Having used both, I found FTTC much better in actual use than Virgin's DOCSIS. Both are copper as far as a green street cabinet, then fibre from that point on - but FTTC gives much more consistent throughput, particularly for upload.
Since someone asked earlier, I'm with aaisp.net (Andrews & Arnold), and extremely happy with them. I did have a fault - which we eventually traced to a bad backbone switch port within BT's core network. Finding and fixing that required SIX Openreach visits to do line tests, before BT Wholesale would escalate the matter to BT TSOps and on to Adhara (the backbone management team at Adastral Park). Any other ISP would have given up; A&A didn't bat an eyelid, just kept pushing harder and harder in different bits of BT until the fault was fixed. They don't cut corners, so they aren't cheap - but they will do whatever it takes to get issues fixed. Bandwidth options for Home::1 users are 100, 200 or 300 Gb per month (£10 difference between each), which will be fine for virtually anyone. (If you use over 300 Gb per month on the BT backbone, you'll be costing your ISP an absolute fortune.)

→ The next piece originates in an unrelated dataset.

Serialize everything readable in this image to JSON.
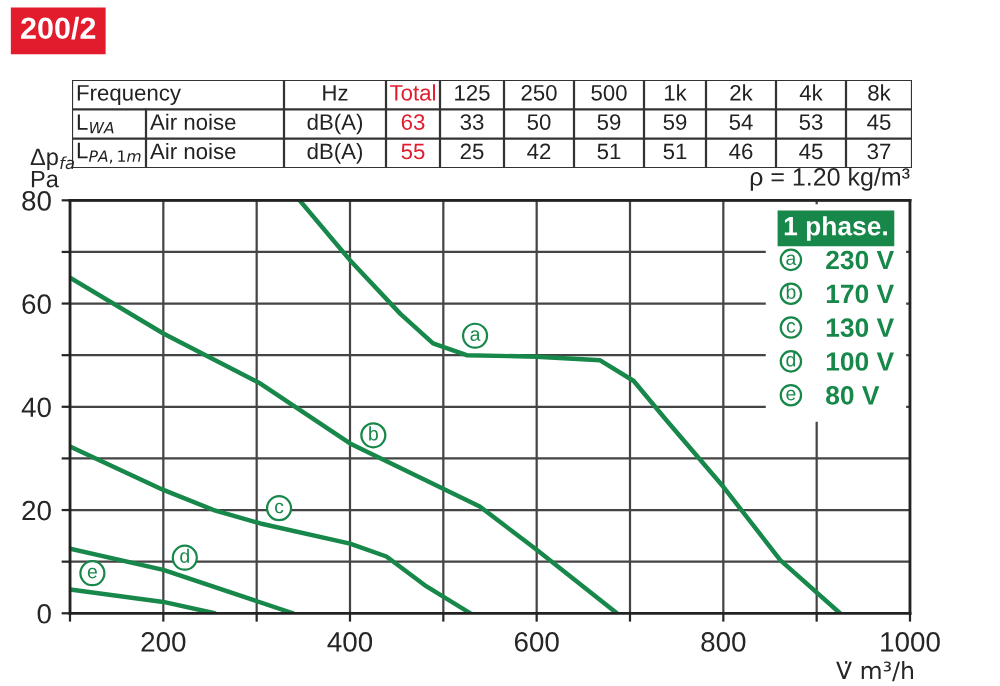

When most people use the term "copper" they mean twisted pair copper wire, not coaxial cable. The difference between twisted pair copper wire and glass fiber is substantial. Between coax and fiber, not so much. One uses electrons and one uses photons. Each (coax and fiber) can shoot 100's of g'bits/second, copper wire cannot.
Huh?
When I saw the headline my first thought was "why isn't it 1Gb". Yes, 152Mb is a good speed for the UK but realistically that's only twice what you'll get on a good FTTC service. My hope is that the infrastructure they have put in to the property is able to handle 1Gb it's just limited by what the onward infrastructure can handle.
I think the ISPs fear that giving people a really fast connection will cause them to download more. That's probably true up to a point but there is a limit. If my connection went from it's current 70Mb to 1000Mb I can't see myself downloading any more as I'm already at the point where I just download whatever I want.

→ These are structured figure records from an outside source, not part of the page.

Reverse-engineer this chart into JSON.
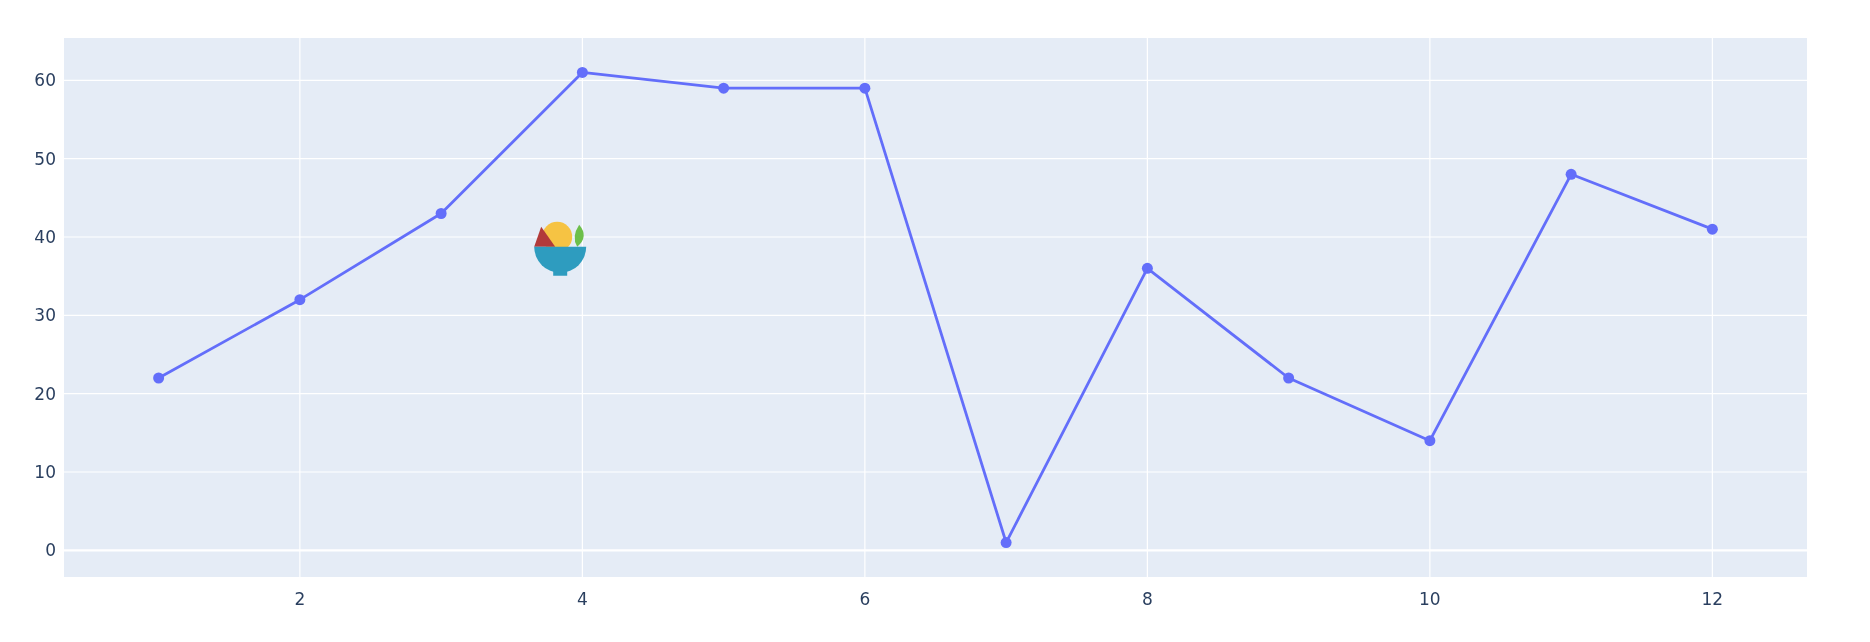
{
  "chart_data": {
    "type": "line",
    "x": [
      1,
      2,
      3,
      4,
      5,
      6,
      7,
      8,
      9,
      10,
      11,
      12
    ],
    "series": [
      {
        "color": "#636efa",
        "values": [
          22,
          32,
          43,
          61,
          59,
          59,
          1,
          36,
          22,
          14,
          48,
          41
        ]
      }
    ],
    "xlim": [
      0.33,
      12.67
    ],
    "ylim": [
      -3.4,
      65.4
    ],
    "xticks": [
      2,
      4,
      6,
      8,
      10,
      12
    ],
    "yticks": [
      0,
      10,
      20,
      30,
      40,
      50,
      60
    ],
    "grid": true,
    "marker": "circle",
    "line_style": "solid"
  }
}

One reason I've stuck with Virgin Media is the telephone extensions around the house are wired into the Virgin telephone socket and I can't be bothered to rewire everything.
Luckily the service is pretty good where I live, and the BT cabinet is a little way away, so I suspect FTTC wouldn't get me more than 30-40Mbit anyway.
The responses I got to "Q from the US" are -very- much appreciated. I am truly grateful to Reg readers for the time and effort. THANK YOU.
I hope many in the US have read these responses and realize, though not a perfect happy utopia, internet service, in general, in the UK is FAR superior and cheaper and more competitive than almost ANYTHING offered to the consumer in the US.
US legislators and regulators: Read these responses carefully. You will not be able to keep the generally crappy, corrupt, monopoly situation in the US a secret much longer. US providers have raised "shaping" and "artificial scarcity" to a high art.